Дела складывались паршиво. Следовало все начать заново либо явиться с повинной к околоточному надзирателю. Тем более что за писателем по пятам следует агент сыскной полиции.
От дурных новостей голова налилась свинцом – верный знак приближающегося приступа. Никогда еще не случалось так, чтобы недуг одолевал писателя днем. Но, вероятно, сказались недосып и тревога.
Николас проверил карман пиджака – опиум лежал внутри. Пару часов назад он думал о том, чтобы расстаться с ним навсегда, и даже хотел бросить флакон в Неву, но благо передумал. Так что он даст себе шанс в надежде, что приступ пройдет стороной. А если станет совсем невмоготу, то… Он отбросил эту мысль, пока оставались силы.
– Николай! – Голос вернул писателя из размышлений. Он повертел головой и понял, что не заметил, как дошел до центральной улицы.
Окрикнул его Михаил Юрьевич, который стоял по другую сторону дороги и махал рукой.
– Я здесь! – крикнул он.
Михаил Юрьевич спешно перебежал дорогу. Он не смотрел по сторонам, так что чуть было не угодил под телегу, благо лошадь оказалась умней и вовремя остановилась.
Николас скривил подобие улыбки – видеть этого странного человека ему не хотелось.
– Что же вы стоите с кислым лицом? – спросил Михаил Юрьевич, подойдя ближе.
– Разобрались с призраком? – ответил вопросом на вопрос писатель.
– Почти, – улыбнулся Михаил Юрьевич и хлопнул писателя по плечу. – Взбодритесь, друг мой. Что-то на вас совсем нет лица.
Николас жеста не оценил. Мужчина с рыжей торчащей во все стороны бородой явно пренебрегал нормами этикета. К тому же удивительно встретить его здесь, недалеко от ателье, где убили Мастера.
– Где вы были? – спросил писатель.
Михаил Юрьевич почесал бороду.
– Вы что, решили мне устроить допрос? – Он еще раз хлопнул по плечу.

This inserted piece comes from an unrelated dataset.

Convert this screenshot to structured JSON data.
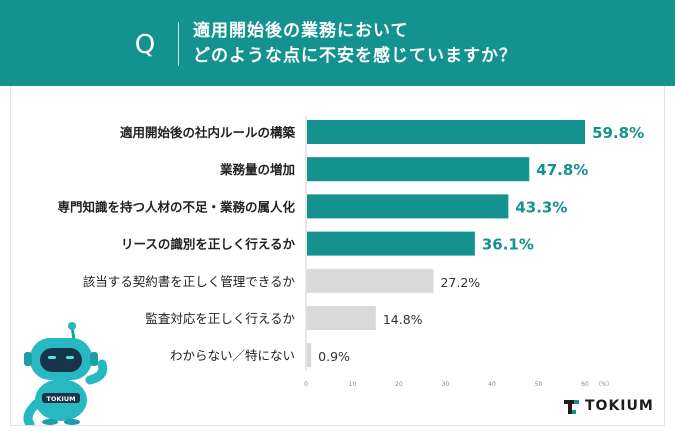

На этот раз сильнее. Затем улыбнулся во весь рот. – Шучу! Вы сами на себя не похожи, Николай!
Писатель молчал. Он так и не получил ответа на свой вопрос. Видимо, Михаил Юрьевич понял это.
– С нашей прошлой встречи я занимался своими делами, но также наведался к нашему общему другу в надежде, что смогу убедить его помочь мне.
– Что же он ответил на вашу просьбу?
– Ничего. – Михаил Юрьевич пожал плечами. – Меня даже не пустили к нему.
– Он мертв, – безразлично сказал Николас.
– Кто?
– Мастер.
– Да вы что?! – удивленно воскликнул Михаил Юрьевич.
Но писатель не поверил ему. Он надеялся на иную реакцию. Все же от Мастера зависела судьба человека, подвластного суевериям. Но он ответил так, словно ему было все равно. Либо узнал об этом гораздо раньше.
– Что же вы собираетесь делать? – Мужчина чесал рыжую бороду и не сводил глаз с писателя.
– Искать убийцу, – резко ответил Николас.
– Удачи вам в этом деле, все же за двойное убийство грозит петля. Хотя я точно знаю, что вы невиновны. – Он еще раз хлопнул писателя, отчего тот закипел. Но чувства все же сдержал.
– Почему вы в этом так уверены?
– Я вижу людей насквозь, – улыбнулся Михаил Юрьевич.
Они пожали руки, и чудаковатый тип зашагал прочь от писателя.
Николас смотрел ему вслед. Внутри горел пожар. И дело не в том, что он вел себя по-хамски. Нет. Дело в тайне, которой окружил себя Михаил Юрьевич.
И, видимо, именно Николасу предстояло открыть ее миру.